The nerve passes into the forearm between the humeral and ulnar heads of the pronator teres muscle, the latter separating it from the ulnar artery. It then runs deep to the aponeurotic arch between the humeroulnar and radial heads of the flexor digitorum superficialis muscle and continues downward between this muscle and the flexor digitorum profundus muscle. In the forearm, the nerve supplies branches to the pronator teres, flexor digitorum superficialis, flexor carpi radialis, and palmaris longus muscles and articular twigs to the elbow and proximal radioulnar joints.
The longest branch is the anterior interosseous nerve, which, accompanied by the corresponding artery, runs downward on the interosseous membrane between the flexor pollicis longus and the flexor digitorum profundus muscles; it supplies the former muscle and the lateral part of the latter and ends under the pronator quadratus, supplying this muscle and the distal radioulnar, radiocarpal, and carpal joints. Vascular filaments help to innervate the ulnar and anterior interosseous vessels and the nutrient vessels of the radius and ulna. A palmar branch arises 3 to 4 cm above the flexor retinaculum and descends over it to supply the skin of the median part of the palm and the thenar eminence. In the forearm, the median and ulnar nerves are occasionally interconnected by strands, which may explain certain anomalies in the nerve supply of the hand.
In the lower forearm, the median nerve becomes more superficial between the tendons of the palmaris longus and the flexor carpi radialis muscles. Together with the tendons of the digital flexor muscles, it enters the palm through the carpal tunnel that is bound anteriorly by the tough flexor retinaculum and posteriorly by the carpal bones. Emerging from the tunnel, the nerve splays out into its terminal muscular and palmar digital branches. The muscular branch arises close to, or is initially united with, the common palmar digital nerve to the thumb; it curves outward over or through the flexor pollicis brevis muscle to supply it before dividing to supply the abductor pollicis brevis and opponens pollicis muscles. The muscular branch may also supply all or part of the first dorsal interosseous muscle. In rare instances, it arises in the carpal tunnel and pierces the flexor retinaculum an arrangement of potential clinical concern.

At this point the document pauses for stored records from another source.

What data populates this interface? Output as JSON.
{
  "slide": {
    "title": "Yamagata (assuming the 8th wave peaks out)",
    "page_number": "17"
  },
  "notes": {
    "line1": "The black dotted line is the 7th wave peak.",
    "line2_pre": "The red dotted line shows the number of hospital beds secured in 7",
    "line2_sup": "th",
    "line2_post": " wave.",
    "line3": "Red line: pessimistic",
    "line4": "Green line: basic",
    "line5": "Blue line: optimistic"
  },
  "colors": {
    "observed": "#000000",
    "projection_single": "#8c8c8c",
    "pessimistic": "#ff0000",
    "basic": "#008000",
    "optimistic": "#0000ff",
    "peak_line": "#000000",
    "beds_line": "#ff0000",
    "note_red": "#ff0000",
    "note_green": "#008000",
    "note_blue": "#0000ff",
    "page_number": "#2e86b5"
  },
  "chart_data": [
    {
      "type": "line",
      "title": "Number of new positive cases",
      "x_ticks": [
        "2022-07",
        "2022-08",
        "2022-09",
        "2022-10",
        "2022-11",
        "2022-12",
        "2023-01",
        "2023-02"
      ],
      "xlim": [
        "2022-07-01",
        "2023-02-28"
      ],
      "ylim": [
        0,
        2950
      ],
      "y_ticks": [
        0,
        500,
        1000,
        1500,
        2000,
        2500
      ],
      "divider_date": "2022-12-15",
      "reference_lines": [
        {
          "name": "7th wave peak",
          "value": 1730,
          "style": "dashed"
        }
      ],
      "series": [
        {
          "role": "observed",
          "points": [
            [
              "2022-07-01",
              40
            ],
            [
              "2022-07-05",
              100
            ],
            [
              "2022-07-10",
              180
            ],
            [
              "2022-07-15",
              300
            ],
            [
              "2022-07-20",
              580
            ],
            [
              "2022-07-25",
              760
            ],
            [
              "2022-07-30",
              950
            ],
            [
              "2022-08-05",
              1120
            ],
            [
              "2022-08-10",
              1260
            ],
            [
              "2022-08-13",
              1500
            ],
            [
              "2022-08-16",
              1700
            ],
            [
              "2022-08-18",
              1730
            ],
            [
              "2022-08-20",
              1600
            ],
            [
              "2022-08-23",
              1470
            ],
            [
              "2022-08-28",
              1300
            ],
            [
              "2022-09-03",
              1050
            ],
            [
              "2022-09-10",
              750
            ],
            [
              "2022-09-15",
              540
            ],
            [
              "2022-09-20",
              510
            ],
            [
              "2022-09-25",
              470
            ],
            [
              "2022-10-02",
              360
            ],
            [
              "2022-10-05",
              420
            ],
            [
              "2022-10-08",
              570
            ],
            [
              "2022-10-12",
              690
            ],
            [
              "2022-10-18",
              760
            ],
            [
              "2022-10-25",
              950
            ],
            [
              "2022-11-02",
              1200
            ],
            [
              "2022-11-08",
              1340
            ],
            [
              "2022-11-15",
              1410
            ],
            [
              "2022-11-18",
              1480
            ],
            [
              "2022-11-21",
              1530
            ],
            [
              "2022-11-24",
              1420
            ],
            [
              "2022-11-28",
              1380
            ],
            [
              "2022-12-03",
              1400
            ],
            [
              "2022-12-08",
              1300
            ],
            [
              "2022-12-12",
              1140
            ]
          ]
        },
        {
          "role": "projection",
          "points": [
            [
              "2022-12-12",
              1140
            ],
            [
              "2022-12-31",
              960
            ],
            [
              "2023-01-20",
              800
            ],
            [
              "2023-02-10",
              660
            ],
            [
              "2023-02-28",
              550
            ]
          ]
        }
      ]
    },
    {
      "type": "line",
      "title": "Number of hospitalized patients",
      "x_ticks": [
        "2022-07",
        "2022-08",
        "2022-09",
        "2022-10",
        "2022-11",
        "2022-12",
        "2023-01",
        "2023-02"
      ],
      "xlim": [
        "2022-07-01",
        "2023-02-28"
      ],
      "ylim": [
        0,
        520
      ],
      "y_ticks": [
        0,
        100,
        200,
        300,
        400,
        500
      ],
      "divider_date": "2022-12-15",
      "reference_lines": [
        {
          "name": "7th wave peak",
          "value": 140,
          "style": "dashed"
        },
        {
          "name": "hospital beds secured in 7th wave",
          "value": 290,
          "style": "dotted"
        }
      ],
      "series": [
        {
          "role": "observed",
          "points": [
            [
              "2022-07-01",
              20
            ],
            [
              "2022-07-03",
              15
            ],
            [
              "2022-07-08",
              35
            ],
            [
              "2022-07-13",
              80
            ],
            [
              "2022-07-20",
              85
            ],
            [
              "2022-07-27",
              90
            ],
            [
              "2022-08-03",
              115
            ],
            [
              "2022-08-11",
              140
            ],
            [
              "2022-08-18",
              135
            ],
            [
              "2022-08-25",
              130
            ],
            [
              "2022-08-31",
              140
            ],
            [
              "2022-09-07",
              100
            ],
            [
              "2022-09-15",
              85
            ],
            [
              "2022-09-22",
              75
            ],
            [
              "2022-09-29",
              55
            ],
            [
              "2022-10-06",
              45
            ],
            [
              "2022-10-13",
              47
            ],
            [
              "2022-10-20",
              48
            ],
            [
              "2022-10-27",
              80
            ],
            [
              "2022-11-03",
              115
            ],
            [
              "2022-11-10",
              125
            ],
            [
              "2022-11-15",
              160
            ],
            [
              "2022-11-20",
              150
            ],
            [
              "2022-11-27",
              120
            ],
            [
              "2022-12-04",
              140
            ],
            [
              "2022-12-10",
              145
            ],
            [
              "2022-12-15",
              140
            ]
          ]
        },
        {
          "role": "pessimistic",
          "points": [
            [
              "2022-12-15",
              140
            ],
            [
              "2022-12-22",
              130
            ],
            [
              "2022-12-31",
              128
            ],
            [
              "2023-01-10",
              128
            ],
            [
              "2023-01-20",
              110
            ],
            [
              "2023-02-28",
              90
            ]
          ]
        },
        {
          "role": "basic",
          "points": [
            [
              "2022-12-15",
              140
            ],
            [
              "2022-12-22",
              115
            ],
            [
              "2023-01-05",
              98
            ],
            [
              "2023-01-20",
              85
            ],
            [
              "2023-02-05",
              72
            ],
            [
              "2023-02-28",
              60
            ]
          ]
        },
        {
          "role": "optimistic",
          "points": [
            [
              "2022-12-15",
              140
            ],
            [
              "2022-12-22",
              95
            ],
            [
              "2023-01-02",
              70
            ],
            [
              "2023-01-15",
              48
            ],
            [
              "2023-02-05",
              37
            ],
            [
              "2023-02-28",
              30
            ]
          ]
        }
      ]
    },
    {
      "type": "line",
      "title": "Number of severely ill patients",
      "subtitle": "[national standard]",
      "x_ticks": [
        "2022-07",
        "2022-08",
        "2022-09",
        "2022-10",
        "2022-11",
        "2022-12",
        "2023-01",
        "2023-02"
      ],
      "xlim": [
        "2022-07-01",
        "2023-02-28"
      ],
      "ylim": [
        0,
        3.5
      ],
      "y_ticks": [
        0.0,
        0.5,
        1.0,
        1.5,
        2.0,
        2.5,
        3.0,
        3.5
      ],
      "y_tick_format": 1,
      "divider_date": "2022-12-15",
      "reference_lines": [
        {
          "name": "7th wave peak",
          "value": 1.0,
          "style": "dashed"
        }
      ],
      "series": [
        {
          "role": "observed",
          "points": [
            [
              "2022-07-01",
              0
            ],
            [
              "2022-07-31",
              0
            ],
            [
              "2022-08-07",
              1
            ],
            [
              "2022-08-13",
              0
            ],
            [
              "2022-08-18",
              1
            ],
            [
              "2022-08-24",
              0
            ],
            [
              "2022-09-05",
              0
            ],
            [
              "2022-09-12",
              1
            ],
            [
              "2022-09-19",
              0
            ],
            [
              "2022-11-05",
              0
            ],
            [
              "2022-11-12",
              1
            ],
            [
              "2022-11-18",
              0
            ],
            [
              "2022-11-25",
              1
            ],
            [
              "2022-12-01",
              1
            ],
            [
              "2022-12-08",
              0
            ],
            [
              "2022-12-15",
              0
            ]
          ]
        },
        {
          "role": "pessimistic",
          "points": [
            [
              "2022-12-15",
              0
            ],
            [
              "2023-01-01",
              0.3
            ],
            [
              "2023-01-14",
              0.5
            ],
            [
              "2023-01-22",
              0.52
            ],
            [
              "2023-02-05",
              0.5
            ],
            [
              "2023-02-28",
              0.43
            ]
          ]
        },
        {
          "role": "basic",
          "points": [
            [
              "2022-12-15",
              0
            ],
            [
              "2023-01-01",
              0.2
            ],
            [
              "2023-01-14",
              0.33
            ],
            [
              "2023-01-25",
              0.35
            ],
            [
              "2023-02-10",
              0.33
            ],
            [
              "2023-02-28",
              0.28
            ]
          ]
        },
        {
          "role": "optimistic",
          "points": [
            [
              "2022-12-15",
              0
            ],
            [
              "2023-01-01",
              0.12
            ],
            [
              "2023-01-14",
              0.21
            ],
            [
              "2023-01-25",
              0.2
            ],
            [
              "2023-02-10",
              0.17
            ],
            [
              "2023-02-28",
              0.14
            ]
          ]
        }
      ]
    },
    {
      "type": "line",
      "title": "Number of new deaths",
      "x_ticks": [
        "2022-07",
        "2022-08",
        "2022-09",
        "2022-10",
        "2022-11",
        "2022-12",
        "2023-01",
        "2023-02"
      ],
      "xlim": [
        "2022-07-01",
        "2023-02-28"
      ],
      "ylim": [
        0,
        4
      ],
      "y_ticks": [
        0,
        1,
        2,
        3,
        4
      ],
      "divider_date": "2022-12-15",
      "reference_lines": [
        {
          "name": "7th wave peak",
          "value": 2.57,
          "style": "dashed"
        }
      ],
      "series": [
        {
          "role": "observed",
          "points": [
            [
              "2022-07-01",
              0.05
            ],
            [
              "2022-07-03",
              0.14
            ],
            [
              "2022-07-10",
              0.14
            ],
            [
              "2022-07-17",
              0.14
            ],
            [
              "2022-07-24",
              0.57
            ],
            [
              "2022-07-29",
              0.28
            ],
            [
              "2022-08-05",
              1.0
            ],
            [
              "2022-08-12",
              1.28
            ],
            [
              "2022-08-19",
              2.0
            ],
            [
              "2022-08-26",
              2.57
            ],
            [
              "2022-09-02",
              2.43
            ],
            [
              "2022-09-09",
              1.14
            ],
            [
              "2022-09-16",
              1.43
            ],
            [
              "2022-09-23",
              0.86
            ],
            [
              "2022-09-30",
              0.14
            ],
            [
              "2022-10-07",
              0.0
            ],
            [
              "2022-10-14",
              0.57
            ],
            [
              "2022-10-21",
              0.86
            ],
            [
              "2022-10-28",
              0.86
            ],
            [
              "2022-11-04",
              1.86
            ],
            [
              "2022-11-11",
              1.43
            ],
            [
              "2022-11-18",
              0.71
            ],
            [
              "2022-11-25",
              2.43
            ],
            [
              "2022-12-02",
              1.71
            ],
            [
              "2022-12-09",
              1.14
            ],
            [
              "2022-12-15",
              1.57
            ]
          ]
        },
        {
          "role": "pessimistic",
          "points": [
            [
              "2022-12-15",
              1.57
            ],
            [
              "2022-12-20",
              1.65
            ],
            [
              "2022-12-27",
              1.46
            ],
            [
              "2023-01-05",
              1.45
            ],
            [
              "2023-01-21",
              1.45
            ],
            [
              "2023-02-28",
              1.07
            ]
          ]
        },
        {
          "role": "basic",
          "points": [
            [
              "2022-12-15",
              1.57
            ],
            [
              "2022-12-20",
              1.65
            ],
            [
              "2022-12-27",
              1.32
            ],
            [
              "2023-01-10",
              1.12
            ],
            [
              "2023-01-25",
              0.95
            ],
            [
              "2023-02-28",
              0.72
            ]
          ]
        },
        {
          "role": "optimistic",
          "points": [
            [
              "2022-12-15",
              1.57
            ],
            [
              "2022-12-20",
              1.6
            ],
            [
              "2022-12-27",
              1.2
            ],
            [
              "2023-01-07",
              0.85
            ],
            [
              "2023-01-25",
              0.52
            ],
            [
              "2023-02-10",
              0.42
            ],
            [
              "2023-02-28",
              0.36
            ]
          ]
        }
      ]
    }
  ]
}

The common and proper palmar digital nerves vary in their origins and distributions, but the usual arrangement is that shown in Plates 3-13 and 3-14. The proper palmar digital nerves give off dorsal twigs, which innervate the skin (including the nail beds) over the distal and dorsal aspects of the lateral three and one-half digits. Occasionally, they supply only two and one-half digits. The proper palmar digital branches to the radial side of the index finger and to the contiguous sides of the index and middle fingers also carry motor fibers to supply the first and second lumbrical muscles, respectively. There-fore, the digital nerves are not concerned solely with cutaneous sensibility. They contain an admixture of efferent and afferent somatic and autonomic fibers, which transmit impulses to and from sensory endings, vessels, sweat glands, and arrectores pilorum muscles and between fascial, tendinous, osseous, and articular structures in their areas of distribution.